The Stranger seemed to want to say something. Then stopped himself and simply shook his head. When the Old Man seemed to accept this, the Stranger turned back to watch the fueling.
The map.
The Old Man climbed up into the tank and retrieved Sergeant Presley’s map, though he thought of it only as the Boy’s.
Again he was amazed at the information contained in its markings.
It’s the story of someone’s life.
Is that not true of all maps, my friend?
True. And also, our stories are the maps of our lives.
The Old Man stopped.
Our stories are the maps of our lives.
Yes, my friend.
He spread the map out on the ragged rubber floor of the gym, in a space between crushed pieces of fitness equipment.

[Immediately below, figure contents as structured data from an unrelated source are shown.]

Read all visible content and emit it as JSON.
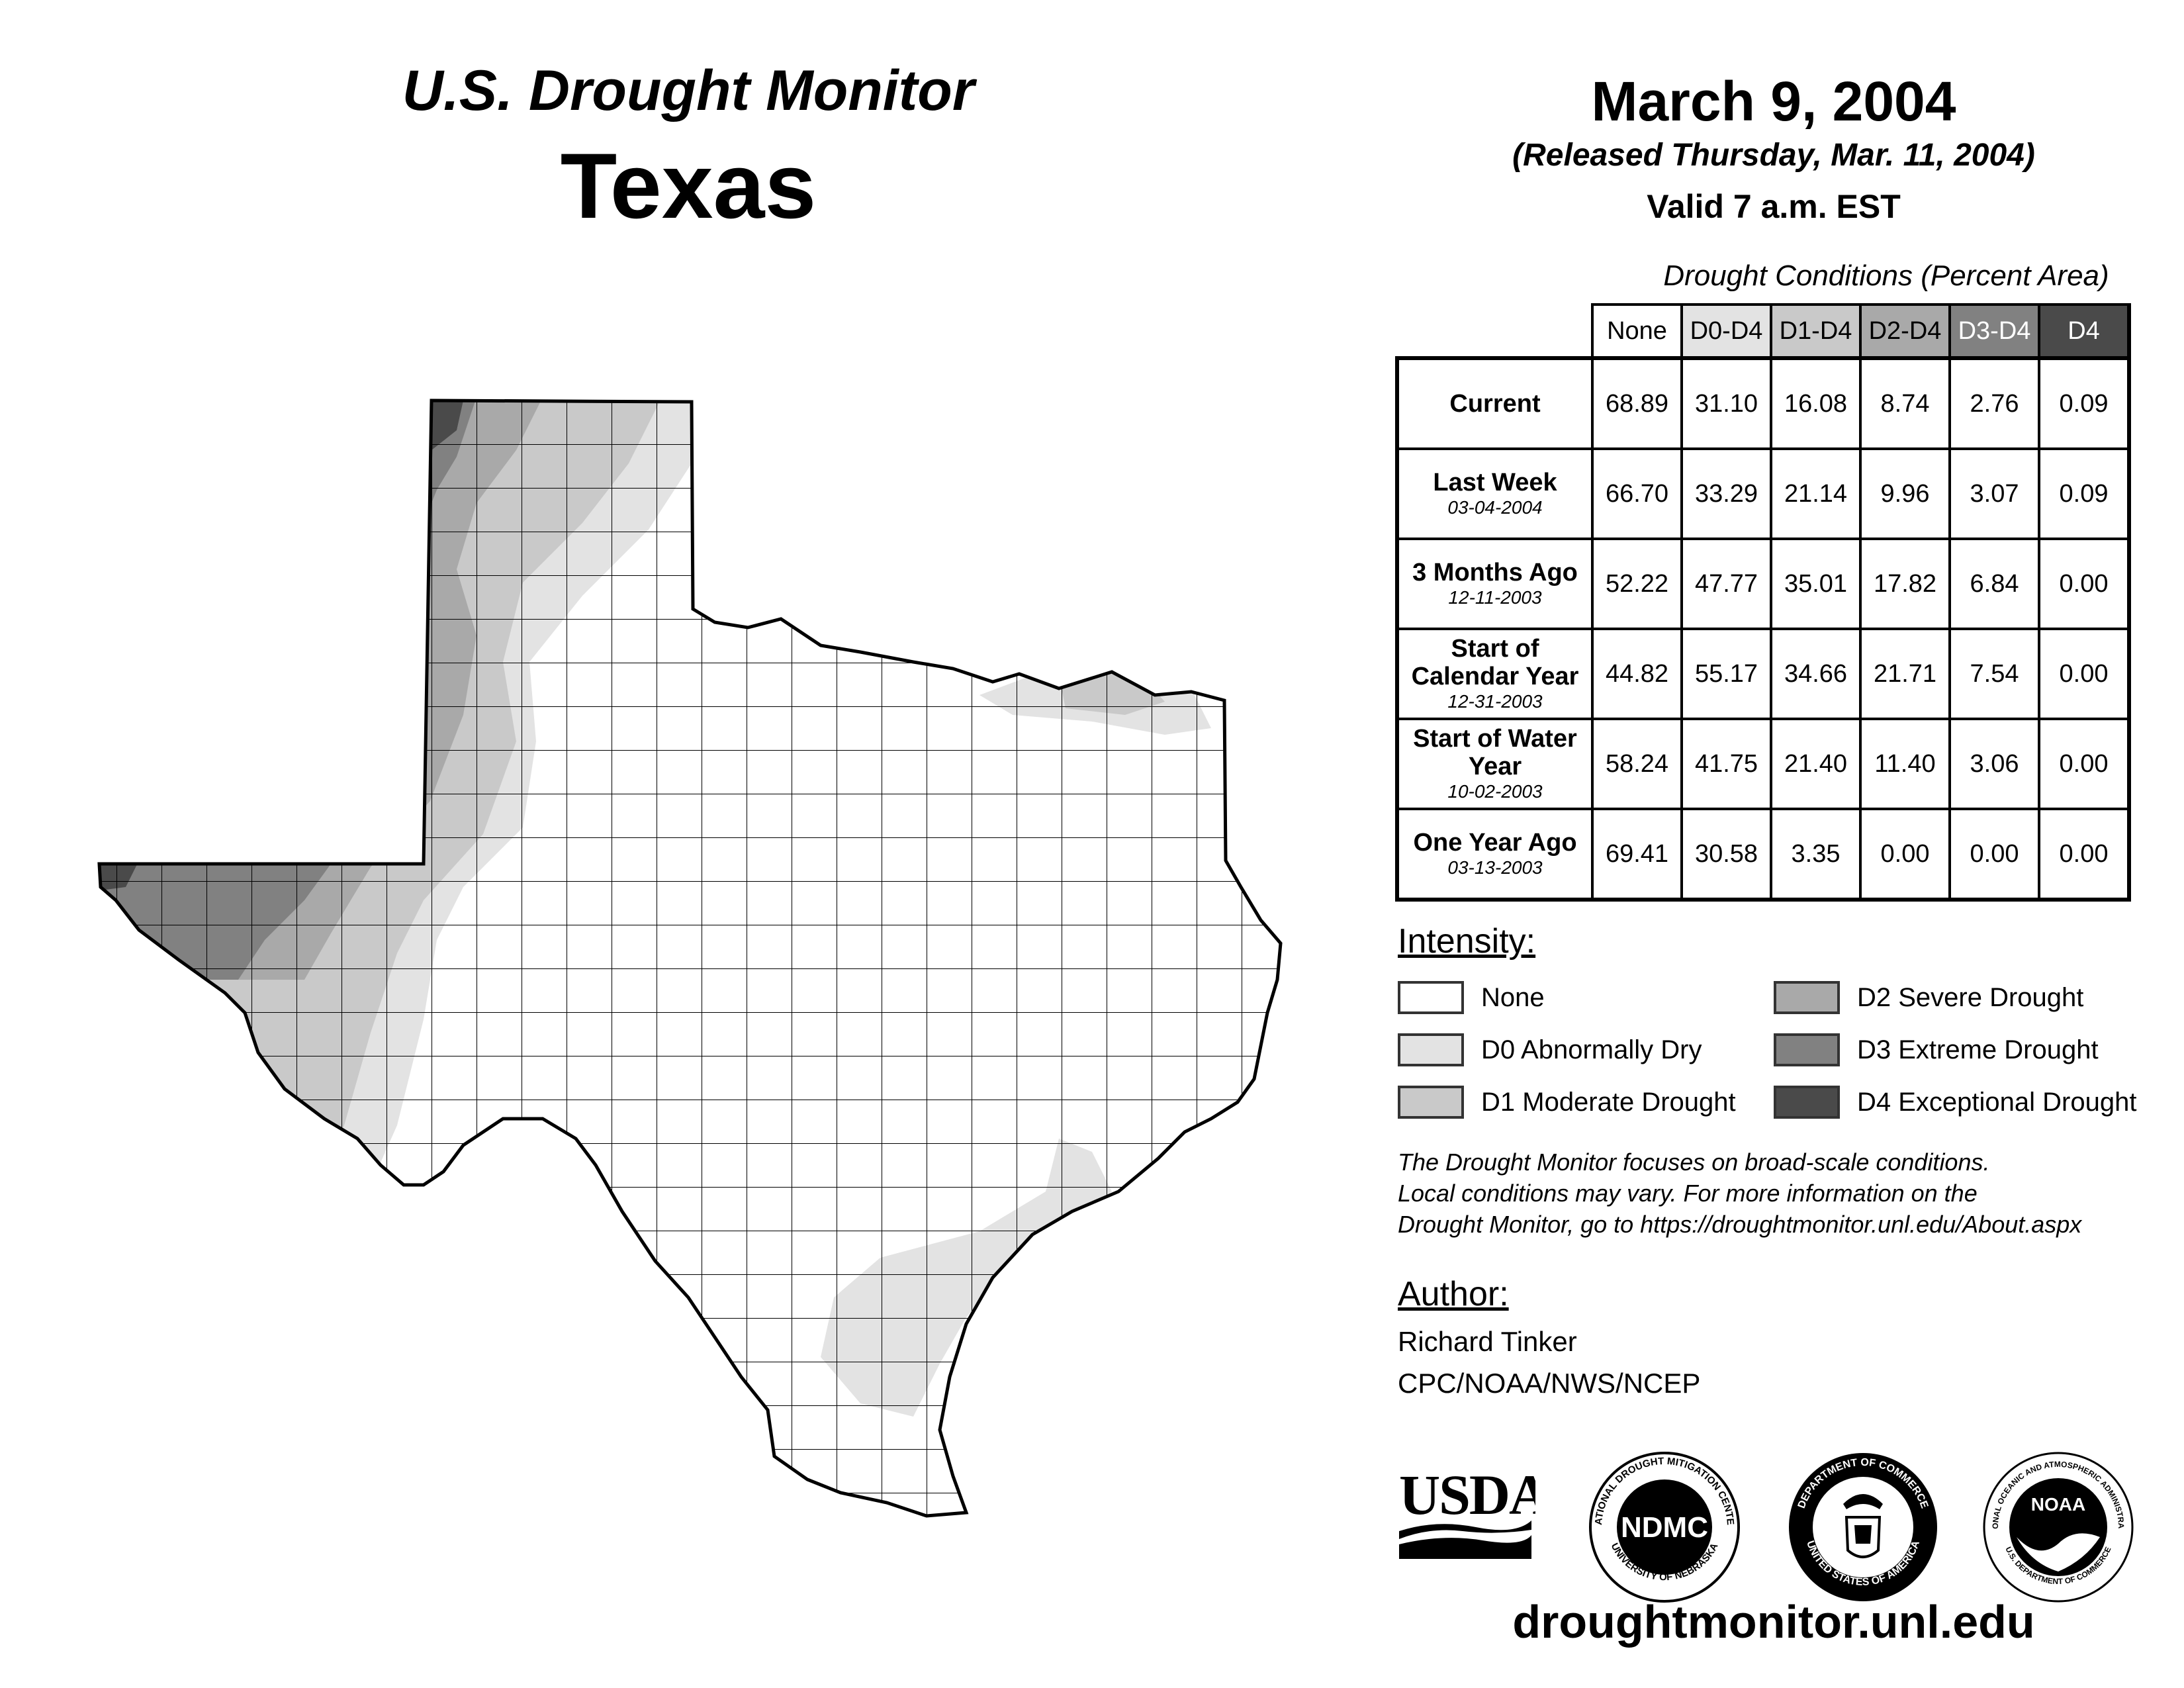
{
  "header": {
    "subtitle": "U.S. Drought Monitor",
    "title": "Texas",
    "date": "March 9, 2004",
    "released": "(Released Thursday, Mar. 11, 2004)",
    "valid": "Valid 7 a.m. EST"
  },
  "table": {
    "caption": "Drought Conditions (Percent Area)",
    "columns": [
      "None",
      "D0-D4",
      "D1-D4",
      "D2-D4",
      "D3-D4",
      "D4"
    ],
    "rows": [
      {
        "label": "Current",
        "date": "",
        "values": [
          "68.89",
          "31.10",
          "16.08",
          "8.74",
          "2.76",
          "0.09"
        ]
      },
      {
        "label": "Last Week",
        "date": "03-04-2004",
        "values": [
          "66.70",
          "33.29",
          "21.14",
          "9.96",
          "3.07",
          "0.09"
        ]
      },
      {
        "label": "3 Months Ago",
        "date": "12-11-2003",
        "values": [
          "52.22",
          "47.77",
          "35.01",
          "17.82",
          "6.84",
          "0.00"
        ]
      },
      {
        "label": "Start of Calendar Year",
        "date": "12-31-2003",
        "values": [
          "44.82",
          "55.17",
          "34.66",
          "21.71",
          "7.54",
          "0.00"
        ]
      },
      {
        "label": "Start of Water Year",
        "date": "10-02-2003",
        "values": [
          "58.24",
          "41.75",
          "21.40",
          "11.40",
          "3.06",
          "0.00"
        ]
      },
      {
        "label": "One Year Ago",
        "date": "03-13-2003",
        "values": [
          "69.41",
          "30.58",
          "3.35",
          "0.00",
          "0.00",
          "0.00"
        ]
      }
    ]
  },
  "legend": {
    "heading": "Intensity:",
    "items": [
      {
        "label": "None",
        "color": "#ffffff"
      },
      {
        "label": "D0 Abnormally Dry",
        "color": "#e3e3e3"
      },
      {
        "label": "D1 Moderate Drought",
        "color": "#c9c9c9"
      },
      {
        "label": "D2 Severe Drought",
        "color": "#a9a9a9"
      },
      {
        "label": "D3 Extreme Drought",
        "color": "#818181"
      },
      {
        "label": "D4 Exceptional Drought",
        "color": "#4a4a4a"
      }
    ]
  },
  "note": {
    "line1": "The Drought Monitor focuses on broad-scale conditions.",
    "line2": "Local conditions may vary. For more information on the",
    "line3": "Drought Monitor, go to https://droughtmonitor.unl.edu/About.aspx"
  },
  "author": {
    "heading": "Author:",
    "name": "Richard Tinker",
    "org": "CPC/NOAA/NWS/NCEP"
  },
  "logos": {
    "usda": "USDA",
    "ndmc": "NDMC",
    "ndmc_ring_top": "NATIONAL DROUGHT MITIGATION CENTER",
    "ndmc_ring_bottom": "UNIVERSITY OF NEBRASKA",
    "doc_ring_top": "DEPARTMENT OF COMMERCE",
    "doc_ring_bottom": "UNITED STATES OF AMERICA",
    "noaa": "NOAA",
    "noaa_ring_top": "NATIONAL OCEANIC AND ATMOSPHERIC ADMINISTRATION",
    "noaa_ring_bottom": "U.S. DEPARTMENT OF COMMERCE"
  },
  "footer": {
    "url": "droughtmonitor.unl.edu"
  }
}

“Excuse me?” He spoke loudly trying to get the Stranger’s attention.
The Stranger turned.
He saw the map. If the look in his eyes when he’d watched the tank drink up all the fuel had been one of amazement, the look in his eyes when he saw the map was one of awe.
He fell to his knees and a moment later his short thick fingers were tracing the roads. Tracing them back east. Tracing them to New York. Landing on Brooklyn.
And he wept.
His shoulders shaking.
Sobs gushing forth in tremendous heaves.
“By the rivers of Babylon,” sobbed the Stranger. “There we sat down, yea we wept, when we remembered Zion. We hanged our harps upon the willows in the midst thereof. For there they that carried us away captive required of us a song; and they that wasted us required of us mirth, saying sing us one of the songs of Zion.”
The Stranger hung his head and tears splashed down onto the map. The Old Man stood, frozen.